A new SNP document, The Economic Case for Independence, insisted that Scotland is paying an annual surplus of pounds 400m to the UK. This is a direct contradiction of government figures which currently claim that the Union subsidises Scotland by about pounds 8bn.

John Swinney, the SNP's treasury spokesman, told the conference that Scotland, as a small resource-rich country, would thrive if independent. "Of the 35 richest countries in the world, 25 have populations of less than 10 million - and few have Scotland's wealth of resources," he said. And in a theme that will clearly be reinforced between now and the election campaigns Fergus Ewing, the party's business spokesman, argued that independence "would give us the power to unleash economic potential and transform Scotland from an under-achieving part of the UK into one of Europe's wealthiest and most dynamic tiger economies".

Turning an pounds 8bn subsidy into a pounds 400m surplus has involved the SNP sharply challenging government statistics on everything from North Sea oil revenue to local business rates. The largest amount is accounted for by the claim that by removing Scotland's share of the UK's current public overdraft, which they estimate pounds 50bn, the Scottish subsidy could be cut in half. The Nationalists' document also claims that increasing revenues from North Sea oil will deliver an extra billion a year on top of current estimates.

It also claims that since 1979 Scotland under the Union has lost out on 20 per cent of potential economic growth.

However, the descriptions of a tiger economy and the accountancy methods used in the SNP's independence argument were attacked yesterday by the Shadow Chancellor Gordon Brown as "a Brigadoon budget" - a reference to a mythical kingdom. Mr Brown branded the SNP's sums as "wish-list politics, a list of promises no one can afford to deliver".

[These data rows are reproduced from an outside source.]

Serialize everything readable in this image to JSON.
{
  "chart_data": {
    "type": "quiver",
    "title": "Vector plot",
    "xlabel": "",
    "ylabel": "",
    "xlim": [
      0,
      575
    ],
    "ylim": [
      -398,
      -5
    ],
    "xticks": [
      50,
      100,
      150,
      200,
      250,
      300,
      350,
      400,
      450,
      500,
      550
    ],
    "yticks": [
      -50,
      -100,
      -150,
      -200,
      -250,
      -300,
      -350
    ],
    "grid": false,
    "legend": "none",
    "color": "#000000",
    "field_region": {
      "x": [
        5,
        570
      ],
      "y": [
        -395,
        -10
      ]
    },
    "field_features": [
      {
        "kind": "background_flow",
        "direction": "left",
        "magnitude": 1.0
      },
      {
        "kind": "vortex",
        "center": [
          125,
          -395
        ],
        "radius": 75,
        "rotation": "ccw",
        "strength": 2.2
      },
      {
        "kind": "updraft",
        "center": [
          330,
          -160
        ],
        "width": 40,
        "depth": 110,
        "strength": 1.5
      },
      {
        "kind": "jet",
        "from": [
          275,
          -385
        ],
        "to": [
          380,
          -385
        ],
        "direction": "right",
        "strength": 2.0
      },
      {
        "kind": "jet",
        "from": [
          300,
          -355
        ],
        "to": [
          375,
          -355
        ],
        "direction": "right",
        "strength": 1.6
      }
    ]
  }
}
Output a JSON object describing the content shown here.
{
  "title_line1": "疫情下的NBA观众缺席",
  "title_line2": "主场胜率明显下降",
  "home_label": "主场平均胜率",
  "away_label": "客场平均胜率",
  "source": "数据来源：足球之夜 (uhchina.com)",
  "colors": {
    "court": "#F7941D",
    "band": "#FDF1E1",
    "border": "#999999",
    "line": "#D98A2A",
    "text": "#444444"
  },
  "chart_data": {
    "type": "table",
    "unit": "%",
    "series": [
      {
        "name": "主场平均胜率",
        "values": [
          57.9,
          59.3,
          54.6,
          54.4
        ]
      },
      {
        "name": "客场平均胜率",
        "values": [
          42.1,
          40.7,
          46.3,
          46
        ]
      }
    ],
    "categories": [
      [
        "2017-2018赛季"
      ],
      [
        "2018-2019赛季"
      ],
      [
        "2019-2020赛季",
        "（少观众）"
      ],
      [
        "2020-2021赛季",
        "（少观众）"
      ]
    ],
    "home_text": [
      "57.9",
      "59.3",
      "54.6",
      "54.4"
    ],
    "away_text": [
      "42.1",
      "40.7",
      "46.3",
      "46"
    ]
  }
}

Under Alex Salmond's leadership the SNP has tried to behave like a party seeking to win a post-independence election. Instead of merely estimating Scotland's wealth and laying down the moral and political arguments for independence, Mr Salmond has played the role of would-be prime minister and chancellor. Yesterday's document continued that pattern, saying how an SNP government would spend its wealth.

Mr Brown continued his attack on the SNP's shopping list as "Alex in wonderland". He said: "Under Alex Salmond's independence budget total spending climbed by pounds 5,500 million, an extra spending commitment of pounds 1,000 for every Scot. But without the income to make ends meet."